How King Crimson’s “musical fascism” led to its early downfall
Before he became a political reporter for the Washington Post in 2015 and surely lost the time to think about anything other than the all-consuming shitshow unfolding in Washington, David Weigel wrote a series of essays for Slate championing and chronicling the history of progressive rock. In the years since, he’s taken that passion for the much-maligned genre and expanded his series into a book, The Show That Never Ends: The Rise And Fall Of Progressive Rock. Redbull Music Academy Daily recently shared an excerpt from a chapter that recalls the formation, instant success, and quick downfall of King Crimson, one of prog’s most renowned acts. It’s a fascinating look at the band’s early history, full of incredible quotes from its laundry list of members.
Weigel marks the birth of King Crimson with the death of Giles, Giles, And Fripp, the psychedelic rock band formed by Crimson founders Michael Giles and Robert Fripp. The other Giles, Peter, got the boot when Fripp brought prog icon Greg Lake into the fold as the new singer and bassist, forming the first proper incarnation of King Crimson. Hearing Weigel tell it, Lake’s rockstar edge and charismatic vocal style was one of the keys to the group’s early success, which was aided tremendously by a 40-minute set opening for The Rolling Stones in front of hundreds of thousands of people in London’s Hyde Park. The songs they played there would later be turned into the band’s classic debut, In The Court Of The Crimson King, which became a hit in the U.K. and abroad.
But as the band started touring across America in support of In The Court, tensions rose between Fripp and his bandmates. Addled by the stresses of touring, Michael Giles and multi-instrumentalist Ian McDonald made their departure mid-tour.
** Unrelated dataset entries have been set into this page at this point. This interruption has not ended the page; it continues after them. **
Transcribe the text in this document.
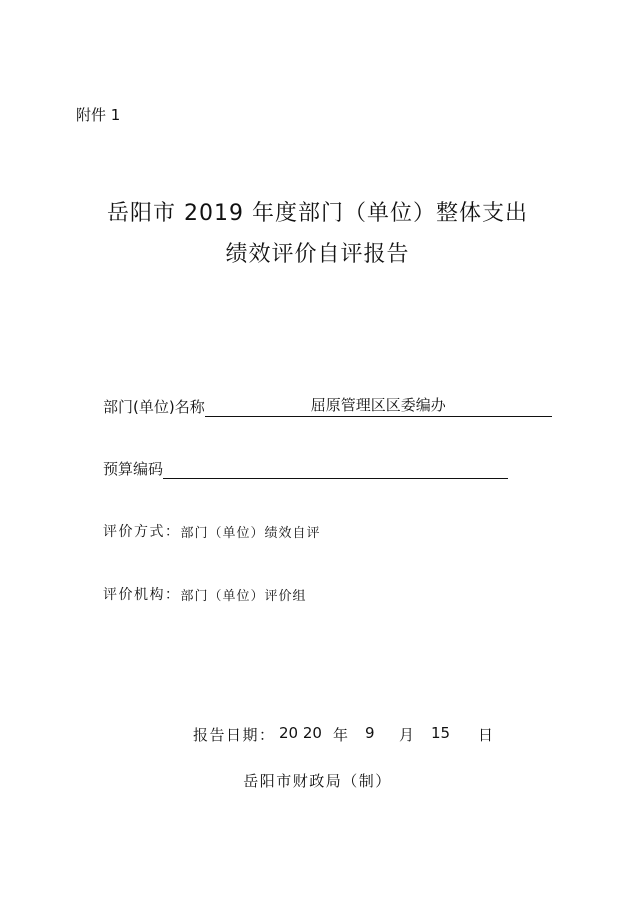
附件 1
岳阳市 2019 年度部门（单位）整体支出
绩效评价自评报告
部门(单位)名称	屈原管理区区委编办
预算编码
评价方式： 部门（单位）绩效自评
评价机构： 部门（单位）评价组
报告日期： 20 20 年 9 月 15 日
岳阳市财政局（制）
And soon after the tumultuous recording of the band’s second album, Lake would leave to join up with Keith Emerson, another ambitious musician who, like Fripp, was driving his bandmates insane with dictatorial demands.
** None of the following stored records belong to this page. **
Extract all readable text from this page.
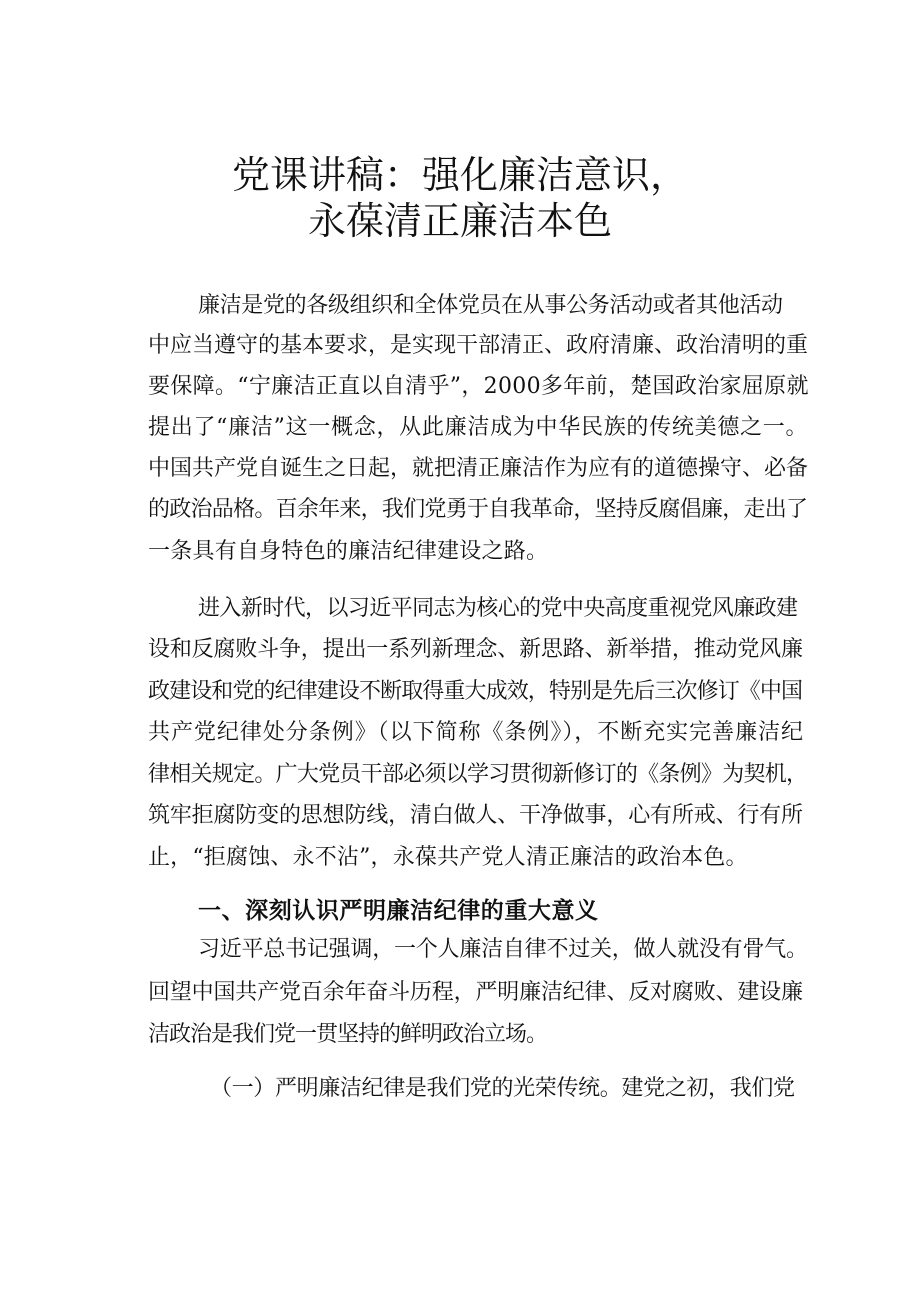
党课讲稿：强化廉洁意识，
永葆清正廉洁本色
廉洁是党的各级组织和全体党员在从事公务活动或者其他活动
中应当遵守的基本要求，是实现干部清正、政府清廉、政治清明的重
要保障。“宁廉洁正直以自清乎”，2000多年前，楚国政治家屈原就
提出了“廉洁”这一概念，从此廉洁成为中华民族的传统美德之一。
中国共产党自诞生之日起，就把清正廉洁作为应有的道德操守、必备
的政治品格。百余年来，我们党勇于自我革命，坚持反腐倡廉，走出了
一条具有自身特色的廉洁纪律建设之路。
进入新时代，以习近平同志为核心的党中央高度重视党风廉政建
设和反腐败斗争，提出一系列新理念、新思路、新举措，推动党风廉
政建设和党的纪律建设不断取得重大成效，特别是先后三次修订《中国
共产党纪律处分条例》（以下简称《条例》），不断充实完善廉洁纪
律相关规定。广大党员干部必须以学习贯彻新修订的《条例》为契机，
筑牢拒腐防变的思想防线，清白做人、干净做事，心有所戒、行有所
止，“拒腐蚀、永不沾”，永葆共产党人清正廉洁的政治本色。
一、深刻认识严明廉洁纪律的重大意义
习近平总书记强调，一个人廉洁自律不过关，做人就没有骨气。
回望中国共产党百余年奋斗历程，严明廉洁纪律、反对腐败、建设廉
洁政治是我们党一贯坚持的鲜明政治立场。
（一）严明廉洁纪律是我们党的光荣传统。建党之初，我们党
Weigel’s recounting of the feud between Fripp and the band’s next singer, Gordon Haskell, is this excerpt’s most harrowing material. Haskell resented having to sing Peter Sinfield’s oddball lyrics and had trouble just figuring out how to do so. Fripp himself called the task of laying down vocals for Crimson’s music “a functional impossibility.” More troubling to Fripp, Haskell wasn’t up to the task of emulating Lake’s vocals from earlier Crimson material, and his suggestion that the band lower the songs’ register was met with a staunch no and prompted the argument that led to him leaving the band. Haskell would later sum up his feelings on Fripp’s non-collaborative approach thusly: “The King Crimson weapon is musical fascism, made by fascists, designed by fascists to dehumanize, to strip mankind of his dignity and soul.”
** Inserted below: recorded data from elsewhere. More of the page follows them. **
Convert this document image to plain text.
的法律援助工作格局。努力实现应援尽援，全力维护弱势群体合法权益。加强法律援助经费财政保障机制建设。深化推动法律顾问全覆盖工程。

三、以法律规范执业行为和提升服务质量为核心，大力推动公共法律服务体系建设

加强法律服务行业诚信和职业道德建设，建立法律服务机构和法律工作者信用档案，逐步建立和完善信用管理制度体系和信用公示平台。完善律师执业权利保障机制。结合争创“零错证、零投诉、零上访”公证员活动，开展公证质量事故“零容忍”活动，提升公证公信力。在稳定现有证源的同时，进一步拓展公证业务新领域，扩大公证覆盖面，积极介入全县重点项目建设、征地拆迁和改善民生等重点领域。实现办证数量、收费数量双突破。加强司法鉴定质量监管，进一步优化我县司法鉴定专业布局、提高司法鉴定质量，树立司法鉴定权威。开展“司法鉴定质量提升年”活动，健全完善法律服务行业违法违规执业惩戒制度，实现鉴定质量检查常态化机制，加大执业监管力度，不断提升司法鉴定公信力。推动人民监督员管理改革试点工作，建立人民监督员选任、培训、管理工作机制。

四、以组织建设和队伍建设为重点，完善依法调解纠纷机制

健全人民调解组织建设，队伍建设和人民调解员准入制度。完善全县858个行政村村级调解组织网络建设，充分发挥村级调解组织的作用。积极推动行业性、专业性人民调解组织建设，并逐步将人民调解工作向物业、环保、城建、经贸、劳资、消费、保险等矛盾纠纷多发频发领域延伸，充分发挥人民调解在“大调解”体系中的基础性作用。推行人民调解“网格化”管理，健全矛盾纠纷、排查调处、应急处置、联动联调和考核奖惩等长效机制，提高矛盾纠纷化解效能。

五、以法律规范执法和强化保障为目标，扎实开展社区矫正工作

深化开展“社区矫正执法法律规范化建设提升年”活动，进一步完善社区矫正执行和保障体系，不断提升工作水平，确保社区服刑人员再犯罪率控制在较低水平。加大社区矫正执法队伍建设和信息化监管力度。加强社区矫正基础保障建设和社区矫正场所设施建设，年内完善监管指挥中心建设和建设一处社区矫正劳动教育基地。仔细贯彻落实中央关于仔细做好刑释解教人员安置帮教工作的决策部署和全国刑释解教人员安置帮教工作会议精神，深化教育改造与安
That’s where this excerpt of Weigel’s wonderful storytelling ends, and anyone with a modicum of interest in the history of King Crimson or prog rock or, hell, the battles that go on behind the scenes of great bands, should head over to Redbull Music Academy and get the rest of the details. Despite the trouble, Crimson would live on and Haskell’s assertions would pretty much be born out over the next year. Fripp’s refusal to hear out his bandmates’ musical ideas would drive all of them—including Sinfield, the last remaining original member—out of the group after its fourth album, Islands. Fripp would reform Crimson in 1972 with a renewed drive that delivered three of its best albums, Larks’ Tongue In Aspic, Starless And Bible Black, and Red. The band has been in and out of hiatus with tons of different lineups ever since, and its current eight-member incarnation is on tour right now.